The brothers anxiously stared at me, waiting. I’d let them taste victory for a few minutes, let its claws sink in good and deep—before I snatched it away again.
I reached for the parchment and began copying it. “I’ll need to change some of the wording, and include Wren and Synové, or the queen will know I didn’t write this.”
“Small changes only,” Gunner said.
They hovered like duped merchants stepping close to watch me juggle, watching every letter fall neatly into place, their anticipation building.
Your Majesty, Queen of Venda,
I’m writing to report that our investigations have gone well, but they did reveal some surprising revelations. The Ballenger Dynasty is a vast and well-managed one, which is astonishing since it is not an easy world to rule.
There are many threats to the citizens from outsiders, but the Ballengers are experienced and have protected them for untold centuries, long before any of the kingdoms were established. Their ways may not be like ours, but in this wild and untamed territory they do what is necessary and the citizens of Hell’s Mouth are grateful to them for their leadership and the protection they provide.
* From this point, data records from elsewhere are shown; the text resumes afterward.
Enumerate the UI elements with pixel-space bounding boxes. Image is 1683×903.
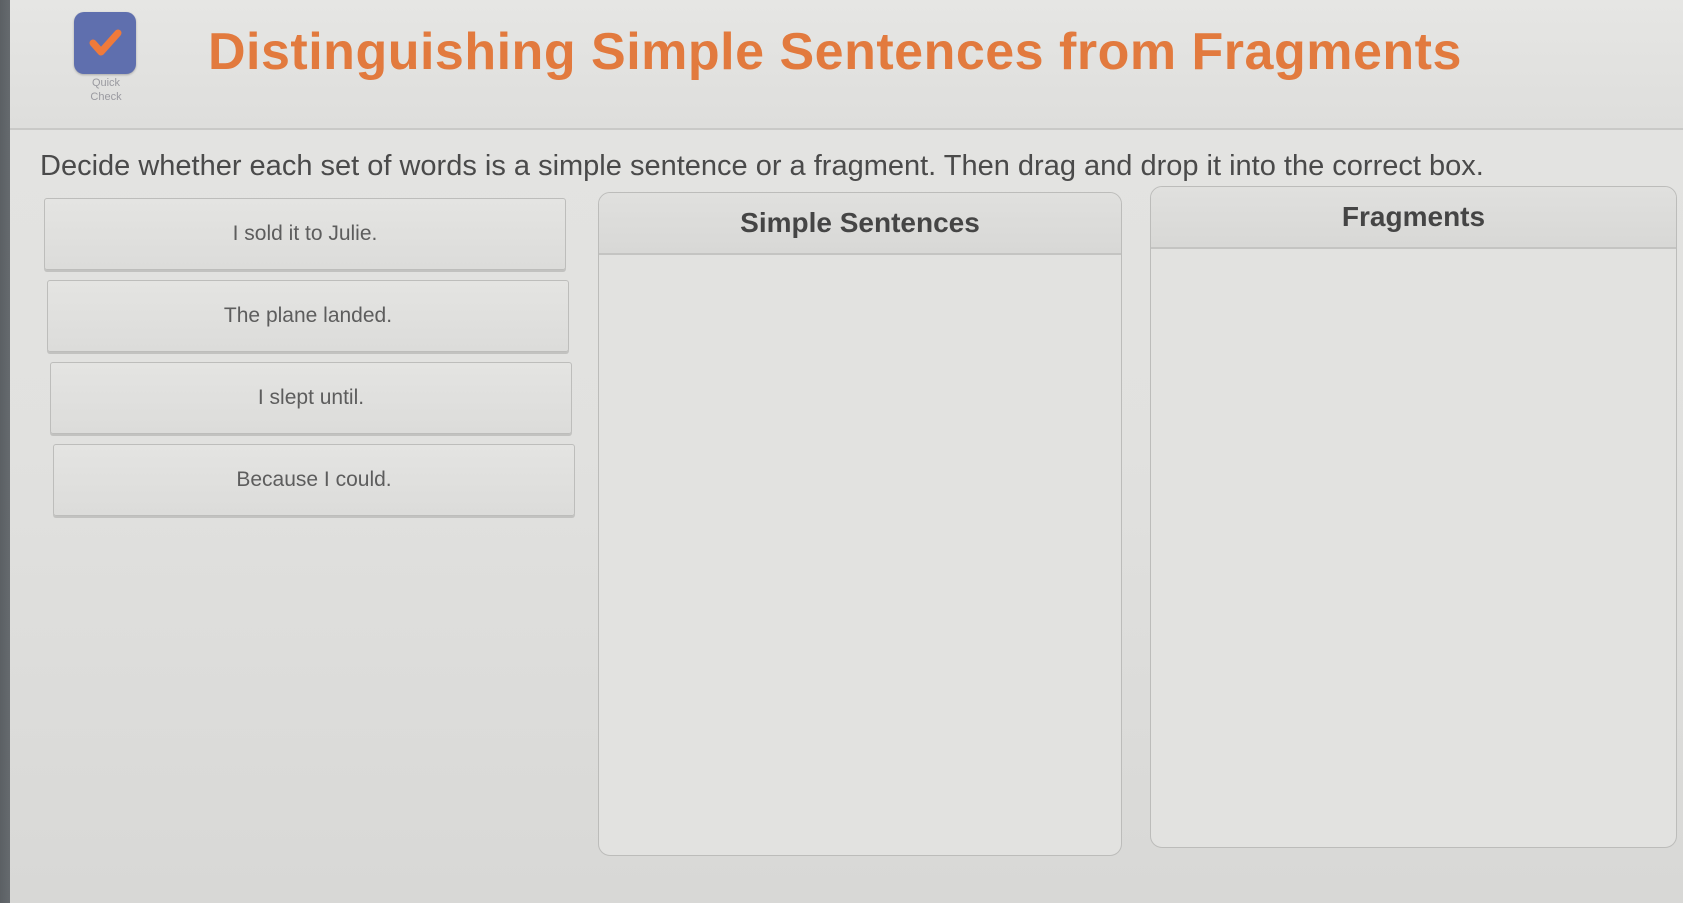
fragments-heading: Fragments: [1151, 187, 1676, 249]
draggable-card[interactable]: I slept until.: [50, 362, 572, 434]
fragments-dropzone[interactable]: Fragments: [1150, 186, 1677, 848]
simple-sentences-dropzone[interactable]: Simple Sentences: [598, 192, 1122, 856]
quick-check-label: Quick Check: [90, 77, 122, 103]
draggable-card[interactable]: I sold it to Julie.: [44, 198, 566, 270]
activity-screen: Quick Check Distinguishing Simple Senten…: [10, 0, 1683, 903]
draggable-card[interactable]: Because I could.: [53, 444, 575, 516]
draggable-card[interactable]: The plane landed.: [47, 280, 569, 352]
instructions-text: Decide whether each set of words is a si…: [40, 150, 1484, 182]
quick-check-badge: [74, 12, 136, 74]
fragments-drop-area[interactable]: [1151, 249, 1676, 847]
simple-sentences-heading: Simple Sentences: [599, 193, 1121, 255]
page-title: Distinguishing Simple Sentences from Fra…: [208, 23, 1462, 81]
simple-sentences-drop-area[interactable]: [599, 255, 1121, 855]
page-header: Quick Check Distinguishing Simple Senten…: [10, 0, 1683, 130]
checkmark-icon: [89, 29, 122, 56]
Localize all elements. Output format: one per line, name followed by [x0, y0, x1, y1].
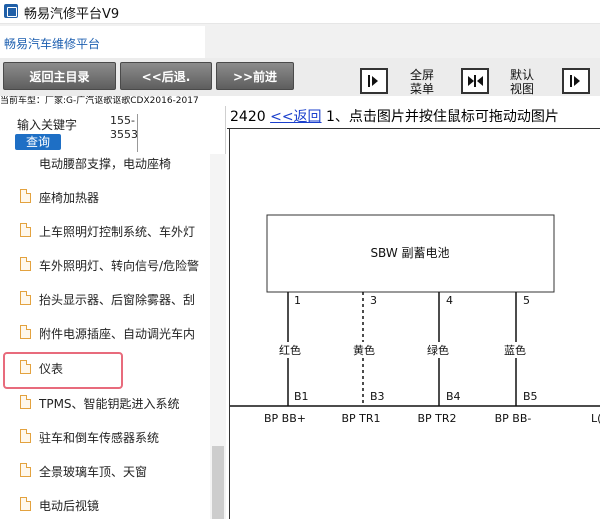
connector-label: B1: [294, 390, 309, 403]
content-panel: 2420 <<返回 1、点击图片并按住鼠标可拖动动图片 SBW 副蓄电池 1 红…: [227, 106, 600, 519]
tree-item[interactable]: 抬头显示器、后窗除雾器、刮: [0, 282, 210, 316]
tree-item[interactable]: 驻车和倒车传感器系统: [0, 420, 210, 454]
pin-number: 1: [294, 294, 301, 307]
arrow-right-icon: [574, 76, 580, 86]
signal-label: BP TR2: [417, 412, 456, 425]
info-line: 2420 <<返回 1、点击图片并按住鼠标可拖动动图片: [230, 106, 600, 126]
back-button[interactable]: <<后退.: [120, 62, 212, 90]
tab-main-label: 畅易汽车维修平台: [4, 37, 101, 51]
document-icon: [20, 325, 31, 339]
search-button[interactable]: 查询: [15, 134, 61, 150]
app-icon: [4, 4, 18, 18]
scroll-thumb[interactable]: [212, 446, 224, 519]
page-number: 2420: [230, 109, 266, 125]
panel-edge-icon: [570, 75, 572, 87]
phone-number: 155-3553: [110, 114, 138, 141]
document-icon: [20, 463, 31, 477]
default-view-label[interactable]: 默认视图: [505, 68, 539, 96]
document-icon: [20, 291, 31, 305]
document-icon: [20, 257, 31, 271]
tree-item-label: 全景玻璃车顶、天窗: [39, 465, 148, 479]
tree-item-label: 抬头显示器、后窗除雾器、刮: [39, 293, 196, 307]
tree-item[interactable]: 附件电源插座、自动调光车内: [0, 316, 210, 350]
default-view-button[interactable]: [562, 68, 590, 94]
forward-button[interactable]: >>前进: [216, 62, 294, 90]
tree-item-label: 附件电源插座、自动调光车内: [39, 327, 196, 341]
document-icon: [20, 189, 31, 203]
tree-item-label: 车外照明灯、转向信号/危险警: [39, 259, 200, 273]
tree-item[interactable]: 车外照明灯、转向信号/危险警: [0, 248, 210, 282]
wire-color-label: 黄色: [353, 343, 375, 357]
divider-icon: [474, 75, 476, 87]
fullscreen-button[interactable]: [360, 68, 388, 94]
tree-item-label: 座椅加热器: [39, 191, 100, 205]
instruction-text: 1、点击图片并按住鼠标可拖动动图片: [326, 109, 559, 125]
tree-item-label: 驻车和倒车传感器系统: [39, 431, 160, 445]
tree-item[interactable]: 上车照明灯控制系统、车外灯: [0, 214, 210, 248]
vehicle-info: 当前车型：厂家:G-广汽讴歌讴歌CDX2016-2017: [0, 96, 199, 106]
tree-item[interactable]: 全景玻璃车顶、天窗: [0, 454, 210, 488]
signal-label: BP BB+: [264, 412, 306, 425]
connector-label: B3: [370, 390, 385, 403]
document-icon: [20, 429, 31, 443]
left-panel: 输入关键字 155-3553 查询 电动腰部支撑，电动座椅 座椅加热器 上车照明…: [0, 106, 226, 519]
signal-label: BP BB-: [495, 412, 532, 425]
tree-item[interactable]: TPMS、智能钥匙进入系统: [0, 386, 210, 420]
connector-label: B5: [523, 390, 538, 403]
wiring-diagram[interactable]: SBW 副蓄电池 1 红色 B1 BP BB+ 3 黄色 B3 BP TR1 4…: [227, 129, 600, 519]
tree-item-label: 电动后视镜: [39, 499, 100, 513]
home-button[interactable]: 返回主目录: [3, 62, 116, 90]
document-icon: [20, 497, 31, 511]
window-title: 畅易汽修平台V9: [24, 7, 120, 22]
title-bar: 畅易汽修平台V9: [0, 0, 600, 24]
tab-strip: 畅易汽车维修平台: [0, 24, 600, 58]
arrow-left-icon: [477, 76, 483, 86]
arrow-right-icon: [372, 76, 378, 86]
toolbar: 返回主目录 <<后退. >>前进 全屏菜单 默认视图: [0, 58, 600, 96]
tab-main[interactable]: 畅易汽车维修平台: [0, 26, 205, 58]
document-icon: [20, 223, 31, 237]
wire-color-label: 蓝色: [504, 343, 526, 357]
tree-item-label: 电动腰部支撑，电动座椅: [39, 157, 172, 171]
signal-label: BP TR1: [341, 412, 380, 425]
tree-list: 电动腰部支撑，电动座椅 座椅加热器 上车照明灯控制系统、车外灯 车外照明灯、转向…: [0, 154, 210, 519]
selection-highlight: [3, 352, 123, 389]
divider: [137, 114, 138, 152]
pin-number: 4: [446, 294, 453, 307]
scrollbar[interactable]: [210, 154, 226, 519]
edge-label: L(: [591, 412, 600, 425]
pin-number: 3: [370, 294, 377, 307]
component-label: SBW 副蓄电池: [370, 246, 449, 260]
search-input[interactable]: 输入关键字: [17, 116, 77, 133]
tree-item[interactable]: 电动后视镜: [0, 488, 210, 519]
tree-item-label: TPMS、智能钥匙进入系统: [39, 397, 180, 411]
document-icon: [20, 395, 31, 409]
return-link[interactable]: <<返回: [270, 109, 321, 125]
fullscreen-label[interactable]: 全屏菜单: [405, 68, 439, 96]
connector-label: B4: [446, 390, 461, 403]
tree-item[interactable]: 座椅加热器: [0, 180, 210, 214]
wire-color-label: 红色: [279, 343, 301, 357]
split-view-button[interactable]: [461, 68, 489, 94]
panel-edge-icon: [368, 75, 370, 87]
tree-item-label: 上车照明灯控制系统、车外灯: [39, 225, 196, 239]
pin-number: 5: [523, 294, 530, 307]
wire-color-label: 绿色: [427, 343, 449, 357]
We strongly request your presence here, acknowledging the work of the Ballengers and their authority to rule this region. We’re settled in at Tor’s Watch, taking in every aspect of their hospitality, and until you arrive, Wren, Synové, and I will be staying on here. We’re learning much—
I set my pen down.
“Why are you stopping?” Jase asked.
I chewed on my nail as if thinking it over. “Before I finish and sign, I do have one simple condition of my own.”